Das Problem ist ein bisschen mit den Psychologen, dass der Sprung ins kalte Wasser meistens sehr lehrreich ist, je nach Heftigkeit zumindest einige Jahre später
und in deinem Fall wäre es auch nicht ganz schlecht, wenn du genau vor ihm ausflippen würdest, denn dann wüsste er natürlich haarscharf, was du meinst und zudem noch in der richtigen Geschmacksrichtung. Allerdings ist es mir noch nicht gelungen, beispielsweise einen offenen oder verdeckten Streit mit dem Psychologen durchzustehen, ich hab dann jeweils wen anderen gesucht oder eine mehrjährige Pause eingelegt, bevor ich jemand anderen gesucht habe. Und siehe da: Spielt überhaupt keine Rolle. Ob du nun bei demselben bleibst oder ob du wechselst oder, wie ich, immer wieder mal wechselst oder ob du dann nie mehr gehst- du wirst dich auf alle Fälle besser kennengelernt haben, sei es dadurch, wie du reagierst oder wie er auf dich reagiert oder durch Erkennen oder wie auch immer.
Und darum geht es ja meiner Meinung nach bei den Psychologen, du kannst dich besser verstehen lernen. Du willst vom Psychologen lernen, wie du dich angemessen auseinandersetzen kannst, das ist dein Ziel. Aber sein Ziel wird wahrscheinlich sein, vor allem wenn er ein Tiefenpsychologe ist, dass du verstehst, warum ausflippst, anstatt dich angemessen auseinander zu setzen, und noch einen Schritt weiter, warum du Angst hast, dein Freund könnte dir weh tun, nach dem Motto: Wenn du das verstehst, gibt sich das Ausflippen von allein.
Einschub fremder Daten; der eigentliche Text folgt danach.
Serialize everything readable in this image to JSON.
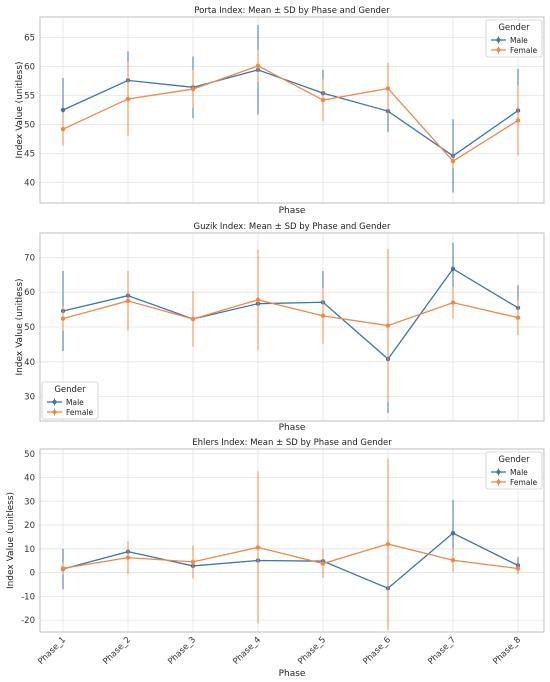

Und ja, die Vorstellung, das könnte einen berechtigten Sinn haben, vor dem du aber lieber dicht machst, das kann durchaus beängstigen, da gebe ich dir sehr recht. Möglicherweise ist deine Angst vor der ersten Stunde im Grunde die Angst, dieser Sinn würde plötzlich enthüllt und du könntest nicht rechtzeitig genug dicht machen. Zu einem Psychologen zu gehen, erhöht das Risiko dazu ausserordentlich, das musst du auch sehen. Einerseits willst du nicht wissen, andererseits willst du nicht, dass es so weiter geht. Davor hätte ich auch Angst, kann ich dir sagen. Kommt eben ein bisschen darauf an, wie bereit du dafür bist. Wenn du nicht so ganz bereit dafür bist, wirst du höchst wahrscheinlich auch beim Psychologen immer dicht machen, wenn es an den heissen Brei geht, du leistest dann eben Widerstand. Deshalb stellt sich durchaus die Frage nach einem verhaltenstherapeutischen Ansatz, wo du das angemessene Verhalten üben kannst. So was kenn ich jetzt betreffend angemessen streiten lernen allerdings eher von Kursen aus der Arbeitswelt, Stichwort Selbstmanagement.